Het Sovjet-internet Had Stalin - Alternatieve Mening

Het Sovjet-internet Had Stalin - Alternatieve Mening
Het Sovjet-internet Had Stalin - Alternatieve Mening

Video: Het Sovjet-internet Had Stalin - Alternatieve Mening

Video: Het Sovjet-internet Had Stalin - Alternatieve Mening
Video: History of Collectivization in the Soviet Union 2024, Oktober
Anonim

In de techrace van na de Tweede Wereldoorlog begrepen zowel de Sovjet-Unie als de Verenigde Staten de voordelen van een breed informatienetwerk. Een van de projecten veranderde in het internet van vandaag, de tweede bleef een droom om de hele Sovjetbureaucratie te coördineren.

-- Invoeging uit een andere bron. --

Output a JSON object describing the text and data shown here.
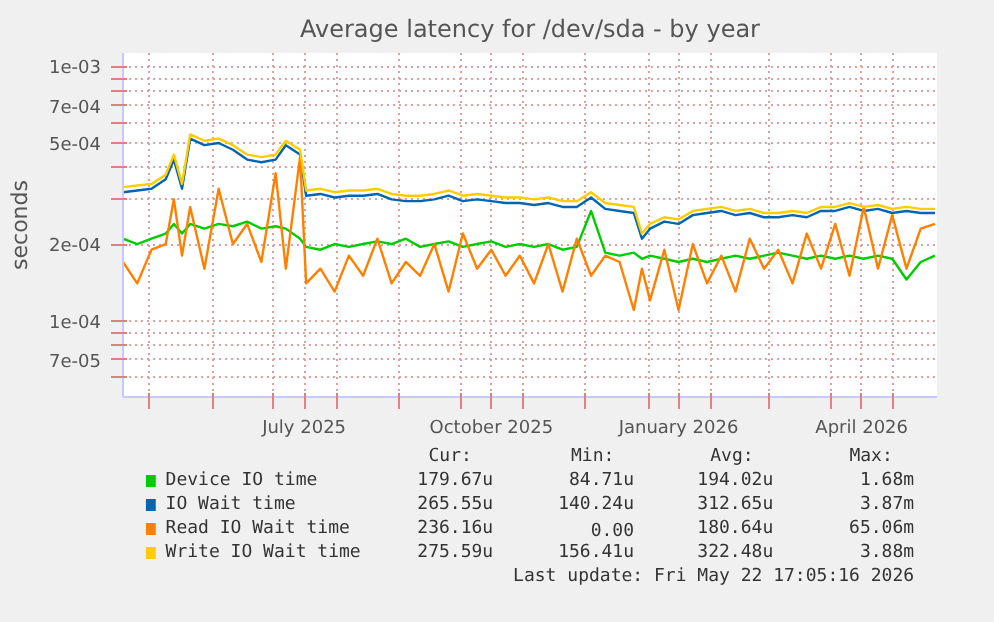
{
  "chart_data": {
    "type": "line",
    "title": "Average latency for /dev/sda - by year",
    "ylabel": "seconds",
    "log": "y",
    "grid": true,
    "legend": "bottom",
    "ylim": [
      5e-05,
      0.00113
    ],
    "yticks": [
      {
        "value": 0.001,
        "label": "1e-03"
      },
      {
        "value": 0.0009,
        "label": null
      },
      {
        "value": 0.0008,
        "label": null
      },
      {
        "value": 0.0007,
        "label": "7e-04"
      },
      {
        "value": 0.0006,
        "label": null
      },
      {
        "value": 0.0005,
        "label": "5e-04"
      },
      {
        "value": 0.0004,
        "label": null
      },
      {
        "value": 0.0003,
        "label": null
      },
      {
        "value": 0.0002,
        "label": "2e-04"
      },
      {
        "value": 0.0001,
        "label": "1e-04"
      },
      {
        "value": 9e-05,
        "label": null
      },
      {
        "value": 8e-05,
        "label": null
      },
      {
        "value": 7e-05,
        "label": "7e-05"
      },
      {
        "value": 6e-05,
        "label": null
      }
    ],
    "xlim": [
      "2025-04-18",
      "2026-05-23"
    ],
    "xticks": [
      {
        "value": "2025-05-01",
        "label": null
      },
      {
        "value": "2025-06-01",
        "label": null
      },
      {
        "value": "2025-07-01",
        "label": null
      },
      {
        "value": "2025-07-16",
        "label": "July 2025"
      },
      {
        "value": "2025-08-01",
        "label": null
      },
      {
        "value": "2025-09-01",
        "label": null
      },
      {
        "value": "2025-10-01",
        "label": null
      },
      {
        "value": "2025-10-16",
        "label": "October 2025"
      },
      {
        "value": "2025-11-01",
        "label": null
      },
      {
        "value": "2025-12-01",
        "label": null
      },
      {
        "value": "2026-01-01",
        "label": null
      },
      {
        "value": "2026-01-16",
        "label": "January 2026"
      },
      {
        "value": "2026-02-01",
        "label": null
      },
      {
        "value": "2026-03-01",
        "label": null
      },
      {
        "value": "2026-04-01",
        "label": null
      },
      {
        "value": "2026-04-16",
        "label": "April 2026"
      },
      {
        "value": "2026-05-01",
        "label": null
      }
    ],
    "x": [
      "2025-04-18",
      "2025-04-25",
      "2025-05-02",
      "2025-05-09",
      "2025-05-13",
      "2025-05-17",
      "2025-05-21",
      "2025-05-28",
      "2025-06-04",
      "2025-06-11",
      "2025-06-18",
      "2025-06-25",
      "2025-07-02",
      "2025-07-07",
      "2025-07-14",
      "2025-07-17",
      "2025-07-24",
      "2025-07-31",
      "2025-08-07",
      "2025-08-14",
      "2025-08-21",
      "2025-08-28",
      "2025-09-04",
      "2025-09-11",
      "2025-09-18",
      "2025-09-25",
      "2025-10-02",
      "2025-10-09",
      "2025-10-16",
      "2025-10-23",
      "2025-10-30",
      "2025-11-06",
      "2025-11-13",
      "2025-11-20",
      "2025-11-27",
      "2025-12-04",
      "2025-12-11",
      "2025-12-18",
      "2025-12-25",
      "2025-12-29",
      "2026-01-02",
      "2026-01-09",
      "2026-01-16",
      "2026-01-23",
      "2026-01-30",
      "2026-02-06",
      "2026-02-13",
      "2026-02-20",
      "2026-02-27",
      "2026-03-06",
      "2026-03-13",
      "2026-03-20",
      "2026-03-27",
      "2026-04-03",
      "2026-04-10",
      "2026-04-17",
      "2026-04-24",
      "2026-05-01",
      "2026-05-08",
      "2026-05-15",
      "2026-05-22"
    ],
    "series": [
      {
        "name": "Device IO time",
        "color": "#00cc00",
        "values": [
          0.00021,
          0.0002,
          0.00021,
          0.00022,
          0.00024,
          0.00022,
          0.00024,
          0.00023,
          0.00024,
          0.000235,
          0.000245,
          0.00023,
          0.000235,
          0.00023,
          0.00021,
          0.000195,
          0.00019,
          0.0002,
          0.000195,
          0.0002,
          0.000205,
          0.0002,
          0.00021,
          0.000195,
          0.0002,
          0.000205,
          0.000195,
          0.0002,
          0.000205,
          0.000195,
          0.0002,
          0.000195,
          0.0002,
          0.00019,
          0.000195,
          0.00027,
          0.000185,
          0.00018,
          0.000185,
          0.000175,
          0.00018,
          0.000175,
          0.00017,
          0.000175,
          0.00017,
          0.000175,
          0.00018,
          0.000175,
          0.00018,
          0.000185,
          0.00018,
          0.000175,
          0.00018,
          0.000175,
          0.00018,
          0.000175,
          0.00018,
          0.000175,
          0.000145,
          0.00017,
          0.00018
        ]
      },
      {
        "name": "IO Wait time",
        "color": "#0066b3",
        "values": [
          0.00032,
          0.000325,
          0.00033,
          0.00036,
          0.00043,
          0.00033,
          0.00052,
          0.00049,
          0.0005,
          0.00047,
          0.00043,
          0.00042,
          0.00043,
          0.00049,
          0.00045,
          0.00031,
          0.000315,
          0.000305,
          0.00031,
          0.00031,
          0.000315,
          0.0003,
          0.000295,
          0.000295,
          0.0003,
          0.00031,
          0.000295,
          0.0003,
          0.000295,
          0.00029,
          0.00029,
          0.000285,
          0.00029,
          0.00028,
          0.00028,
          0.000305,
          0.000275,
          0.00027,
          0.000265,
          0.00021,
          0.00023,
          0.000245,
          0.00024,
          0.00026,
          0.000265,
          0.00027,
          0.00026,
          0.000265,
          0.000255,
          0.000255,
          0.00026,
          0.000255,
          0.00027,
          0.00027,
          0.00028,
          0.00027,
          0.000275,
          0.000265,
          0.00027,
          0.000265,
          0.000265
        ]
      },
      {
        "name": "Read IO Wait time",
        "color": "#ff8000",
        "values": [
          0.00017,
          0.00014,
          0.00019,
          0.0002,
          0.0003,
          0.00018,
          0.00028,
          0.00016,
          0.00033,
          0.0002,
          0.00024,
          0.00017,
          0.00038,
          0.00016,
          0.00044,
          0.00014,
          0.00016,
          0.00013,
          0.00018,
          0.00015,
          0.00021,
          0.00014,
          0.00017,
          0.00015,
          0.0002,
          0.00013,
          0.00022,
          0.00016,
          0.00019,
          0.00015,
          0.00018,
          0.00014,
          0.0002,
          0.00013,
          0.00021,
          0.00015,
          0.00018,
          0.00017,
          0.00011,
          0.00016,
          0.00012,
          0.00019,
          0.00011,
          0.0002,
          0.00014,
          0.00018,
          0.00013,
          0.00021,
          0.00016,
          0.00019,
          0.00014,
          0.00022,
          0.00016,
          0.00024,
          0.00015,
          0.00028,
          0.00016,
          0.00026,
          0.00016,
          0.00023,
          0.00024
        ]
      },
      {
        "name": "Write IO Wait time",
        "color": "#ffcc00",
        "values": [
          0.000335,
          0.00034,
          0.000345,
          0.000375,
          0.00045,
          0.000345,
          0.00054,
          0.00051,
          0.00052,
          0.00049,
          0.00045,
          0.00044,
          0.00045,
          0.00051,
          0.00047,
          0.000325,
          0.00033,
          0.00032,
          0.000325,
          0.000325,
          0.00033,
          0.000315,
          0.00031,
          0.00031,
          0.000315,
          0.000325,
          0.00031,
          0.000315,
          0.00031,
          0.000305,
          0.000305,
          0.0003,
          0.000305,
          0.000295,
          0.000295,
          0.00032,
          0.00029,
          0.000285,
          0.00028,
          0.00022,
          0.00024,
          0.000255,
          0.00025,
          0.00027,
          0.000275,
          0.00028,
          0.00027,
          0.000275,
          0.000265,
          0.000265,
          0.00027,
          0.000265,
          0.00028,
          0.00028,
          0.00029,
          0.00028,
          0.000285,
          0.000275,
          0.00028,
          0.000275,
          0.000275
        ]
      }
    ],
    "annotations": [
      "Cur:",
      "Min:",
      "Avg:",
      "Max:",
      "179.67u",
      "84.71u",
      "194.02u",
      "1.68m",
      "265.55u",
      "140.24u",
      "312.65u",
      "3.87m",
      "236.16u",
      "0.00",
      "180.64u",
      "65.06m",
      "275.59u",
      "156.41u",
      "322.48u",
      "3.88m",
      "Last update: Fri May 22 17:05:16 2026"
    ]
  }
}
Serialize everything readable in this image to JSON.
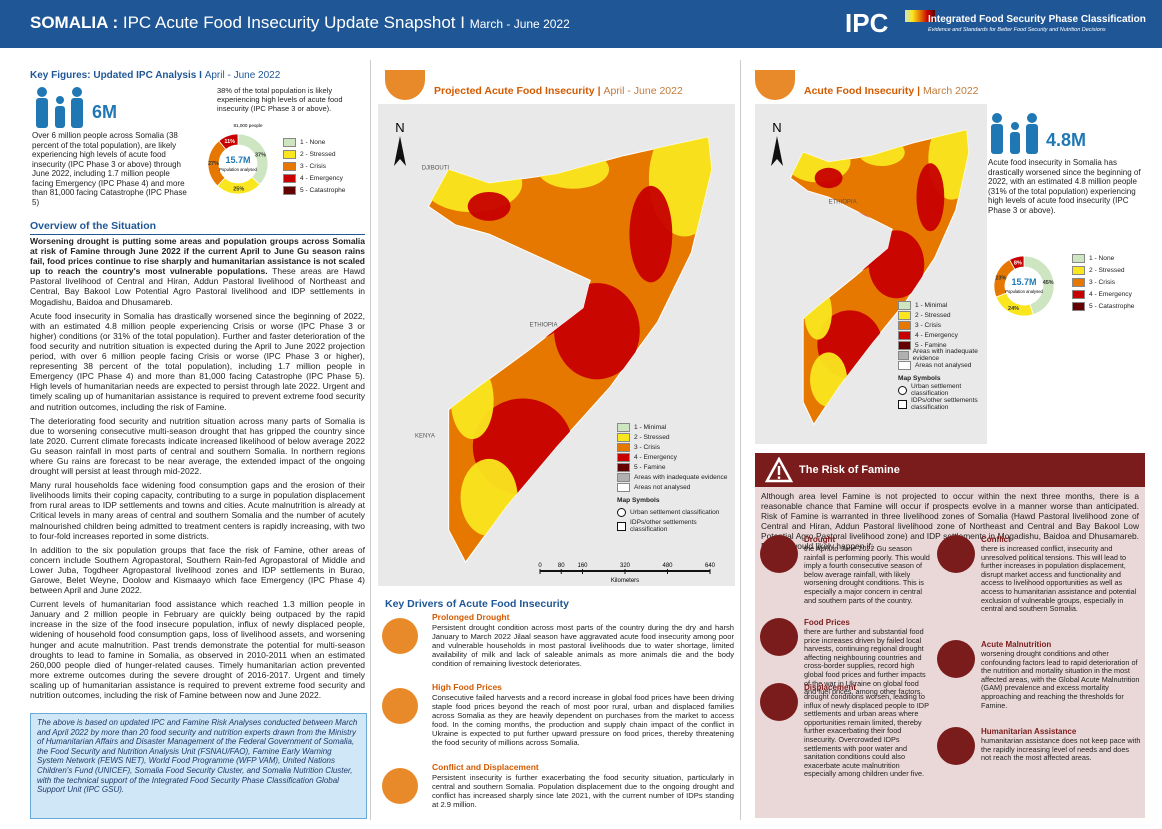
{
  "header": {
    "title_bold": "SOMALIA :",
    "title": "IPC Acute Food Insecurity Update Snapshot I",
    "period": "March - June 2022",
    "logo": "IPC",
    "logo_title": "Integrated Food Security Phase Classification",
    "logo_subtitle": "Evidence and Standards for Better Food Security and Nutrition Decisions"
  },
  "key_figures": {
    "heading": "Key Figures: Updated IPC Analysis I",
    "period": "April - June 2022",
    "figure": "6M",
    "text": "Over 6 million people across Somalia (38 percent of the total population), are likely experiencing high levels of acute food insecurity (IPC Phase 3 or above) through June 2022, including 1.7 million people facing Emergency (IPC Phase 4) and more than 81,000 facing Catastrophe (IPC Phase 5)",
    "note": "38% of the total population is likely experiencing high levels of acute food insecurity (IPC Phase 3 or above).",
    "chart": {
      "type": "pie",
      "top_label": "81,000 people",
      "center_value": "15.7M",
      "center_label": "Population analysed",
      "categories": [
        "1 - None",
        "2 - Stressed",
        "3 - Crisis",
        "4 - Emergency",
        "5 - Catastrophe"
      ],
      "colors": [
        "#cde5c0",
        "#fae61e",
        "#e67800",
        "#c80000",
        "#640000"
      ],
      "values": [
        37,
        25,
        27,
        11,
        null
      ],
      "value_labels": [
        "37%",
        "25%",
        "27%",
        "11%",
        null
      ]
    }
  },
  "overview": {
    "heading": "Overview of the Situation",
    "lead": "Worsening drought is putting some areas and population groups across Somalia at risk of Famine through June 2022 if the current April to June Gu season rains fail, food prices continue to rise sharply and humanitarian assistance is not scaled up to reach the country's most vulnerable populations.",
    "paragraphs": [
      " These areas are Hawd Pastoral livelihood of Central and Hiran, Addun Pastoral livelihood of Northeast and Central, Bay Bakool Low Potential Agro Pastoral livelihood and IDP settlements in Mogadishu, Baidoa and Dhusamareb.",
      "Acute food insecurity in Somalia has drastically worsened since the beginning of 2022, with an estimated 4.8 million people experiencing Crisis or worse (IPC Phase 3 or higher) conditions (or 31% of the total population). Further and faster deterioration of the food security and nutrition situation is expected during the April to June 2022 projection period, with over 6 million people facing Crisis or worse (IPC Phase 3 or higher), representing 38 percent of the total population), including 1.7 million people in Emergency (IPC Phase 4) and more than 81,000 facing Catastrophe (IPC Phase 5). High levels of humanitarian needs are expected to persist through late 2022. Urgent and timely scaling up of humanitarian assistance is required to prevent extreme food security and nutrition outcomes, including the risk of Famine.",
      "The deteriorating food security and nutrition situation across many parts of Somalia is due to worsening consecutive multi-season drought that has gripped the country since late 2020. Current climate forecasts indicate increased likelihood of below average 2022 Gu season rainfall in most parts of central and southern Somalia. In northern regions where Gu rains are forecast to be near average, the extended impact of the ongoing drought will persist at least through mid-2022.",
      "Many rural households face widening food consumption gaps and the erosion of their livelihoods limits their coping capacity, contributing to a surge in population displacement from rural areas to IDP settlements and towns and cities. Acute malnutrition is already at Critical levels in many areas of central and southern Somalia and the number of acutely malnourished children being admitted to treatment centers is rapidly increasing, with two to four-fold increases reported in some districts.",
      "In addition to the six population groups that face the risk of Famine, other areas of concern include Southern Agropastoral, Southern Rain-fed Agropastoral of Middle and Lower Juba, Togdheer Agropastoral livelihood zones and IDP settlements in Burao, Garowe, Belet Weyne, Doolow and Kismaayo which face Emergency (IPC Phase 4) between April and June 2022.",
      "Current levels of humanitarian food assistance which reached 1.3 million people in January and 2 million people in February are quickly being outpaced by the rapid increase in the size of the food insecure population, influx of newly displaced people, widening of household food consumption gaps, loss of livelihood assets, and worsening hunger and acute malnutrition. Past trends demonstrate the potential for multi-season droughts to lead to famine in Somalia, as observed in 2010-2011 when an estimated 260,000 people died of hunger-related causes. Timely humanitarian action prevented more extreme outcomes during the severe drought of 2016-2017. Urgent and timely scaling up of humanitarian assistance is required to prevent extreme food security and nutrition outcomes, including the risk of Famine between now and June 2022."
    ],
    "note": "The above is based on updated IPC and Famine Risk Analyses conducted between March and April 2022 by more than 20 food security and nutrition experts drawn from the Ministry of Humanitarian Affairs and Disaster Management of the Federal Government of Somalia, the Food Security and Nutrition Analysis Unit (FSNAU/FAO), Famine Early Warning System Network (FEWS NET), World Food Programme (WFP VAM), United Nations Children's Fund (UNICEF), Somalia Food Security Cluster, and Somalia Nutrition Cluster, with the technical support of the Integrated Food Security Phase Classification Global Support Unit (IPC GSU)."
  },
  "projected": {
    "heading": "Projected Acute Food Insecurity",
    "period": "April - June 2022",
    "map": {
      "north": "N",
      "labels": [
        "DJIBOUTI",
        "ETHIOPIA",
        "KENYA"
      ],
      "legend": [
        "1 - Minimal",
        "2 - Stressed",
        "3 - Crisis",
        "4 - Emergency",
        "5 - Famine",
        "Areas with inadequate evidence",
        "Areas not analysed"
      ],
      "colors": [
        "#cde5c0",
        "#fae61e",
        "#e67800",
        "#c80000",
        "#640000",
        "#b0b0b0",
        "#ffffff"
      ],
      "symbols_title": "Map Symbols",
      "symbols": [
        "Urban settlement classification",
        "IDPs/other settlements classification"
      ],
      "scale": [
        0,
        80,
        160,
        320,
        480,
        640
      ],
      "scale_unit": "Kilometers"
    }
  },
  "drivers": {
    "heading": "Key Drivers of Acute Food Insecurity",
    "items": [
      {
        "title": "Prolonged Drought",
        "text": "Persistent drought condition across most parts of the country during the dry and harsh January to March 2022 Jilaal season have aggravated acute food insecurity among poor and vulnerable households in most pastoral livelihoods due to water shortage, limited availability of milk and lack of saleable animals as more animals die and the body condition of remaining livestock deteriorates."
      },
      {
        "title": "High Food Prices",
        "text": "Consecutive failed harvests and a record increase in global food prices have been driving staple food prices beyond the reach of most poor rural, urban and displaced families across Somalia as they are heavily dependent on purchases from the market to access food. In the coming months, the production and supply chain impact of the conflict in Ukraine is expected to put further upward pressure on food prices, thereby threatening the food security of millions across Somalia."
      },
      {
        "title": "Conflict and Displacement",
        "text": "Persistent insecurity is further exacerbating the food security situation, particularly in central and southern Somalia. Population displacement due to the ongoing drought and conflict has increased sharply since late 2021, with the current number of IDPs standing at 2.9 million."
      }
    ]
  },
  "current": {
    "heading": "Acute Food Insecurity",
    "period": "March 2022",
    "figure": "4.8M",
    "text": "Acute food insecurity in Somalia has drastically worsened since the beginning of 2022, with an estimated 4.8 million people (31% of the total population) experiencing high levels of acute food insecurity (IPC Phase 3 or above).",
    "chart": {
      "type": "pie",
      "center_value": "15.7M",
      "center_label": "Population analysed",
      "categories": [
        "1 - None",
        "2 - Stressed",
        "3 - Crisis",
        "4 - Emergency",
        "5 - Catastrophe"
      ],
      "colors": [
        "#cde5c0",
        "#fae61e",
        "#e67800",
        "#c80000",
        "#640000"
      ],
      "values": [
        45,
        24,
        23,
        8,
        null
      ],
      "value_labels": [
        "45%",
        "24%",
        "23%",
        "8%",
        null
      ]
    },
    "map": {
      "north": "N",
      "labels": [
        "ETHIOPIA"
      ],
      "legend": [
        "1 - Minimal",
        "2 - Stressed",
        "3 - Crisis",
        "4 - Emergency",
        "5 - Famine",
        "Areas with inadequate evidence",
        "Areas not analysed"
      ],
      "colors": [
        "#cde5c0",
        "#fae61e",
        "#e67800",
        "#c80000",
        "#640000",
        "#b0b0b0",
        "#ffffff"
      ],
      "symbols_title": "Map Symbols",
      "symbols": [
        "Urban settlement classification",
        "IDPs/other settlements classification"
      ]
    }
  },
  "famine": {
    "heading": "The Risk of Famine",
    "intro": "Although area level Famine is not projected to occur within the next three months, there is a reasonable chance that Famine will occur if prospects evolve in a manner worse than anticipated. Risk of Famine is warranted in three livelihood zones of Somalia (Hawd Pastoral livelihood zone of Central and Hiran, Addun Pastoral livelihood zone of Northeast and Central and Bay Bakool Low Potential Agro Pastoral livelihood zone) and IDP settlements in Mogadishu, Baidoa and Dhusamareb. Famine would likely happen if:",
    "items": [
      {
        "title": "Drought",
        "text": "the April to June 2022 Gu season rainfall is performing poorly. This would imply a fourth consecutive season of below average rainfall, with likely worsening drought conditions. This is especially a major concern in central and southern parts of the country."
      },
      {
        "title": "Conflict",
        "text": "there is increased conflict, insecurity and unresolved political tensions. This will lead to further increases in population displacement, disrupt market access and functionality and access to livelihood opportunities as well as access to humanitarian assistance and potential exclusion of vulnerable groups, especially in central and southern Somalia."
      },
      {
        "title": "Food Prices",
        "text": "there are further and substantial food price increases driven by failed local harvests, continuing regional drought affecting neighbouring countries and cross-border supplies, record high global food prices and further impacts of the war in Ukraine on global food and fuel prices, among other factors."
      },
      {
        "title": "Acute Malnutrition",
        "text": "worsening drought conditions and other confounding factors lead to rapid deterioration of the nutrition and mortality situation in the most affected areas, with the Global Acute Malnutrition (GAM) prevalence and excess mortality approaching and reaching the thresholds for Famine."
      },
      {
        "title": "Displacement",
        "text": "drought conditions worsen, leading to influx of newly displaced people to IDP settlements and urban areas where opportunities remain limited, thereby further exacerbating their food insecurity. Overcrowded IDPs settlements with poor water and sanitation conditions could also exacerbate acute malnutrition especially among children under five."
      },
      {
        "title": "Humanitarian Assistance",
        "text": "humanitarian assistance does not keep pace with the rapidly increasing level of needs and does not reach the most affected areas."
      }
    ]
  }
}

De Koude Oorlog was een oorlog tussen territoria, ideologieën en politieke principes. Aan het einde van de Tweede Wereldoorlog werd een technische race gelanceerd tussen de VS en de USSR, die kernwapens ontwikkelden, raketten, satellieten en ruimtevaartuigen bouwden. Lange tijd slaagden de blokken erin om militaire pariteit te behouden. Computers speelden een cruciale rol in beide programma's, die nodig waren om raketten en satellieten in een lage baan om de aarde te besturen. Maar slechts een van de twee grootmachten slaagde erin het systeem te creëren dat later het internet werd. Het feit dat Sovjetwetenschappers ook probeerden een breed nationaal computernetwerk te bouwen, werd pas bekend na de ineenstorting van het communistische systeem.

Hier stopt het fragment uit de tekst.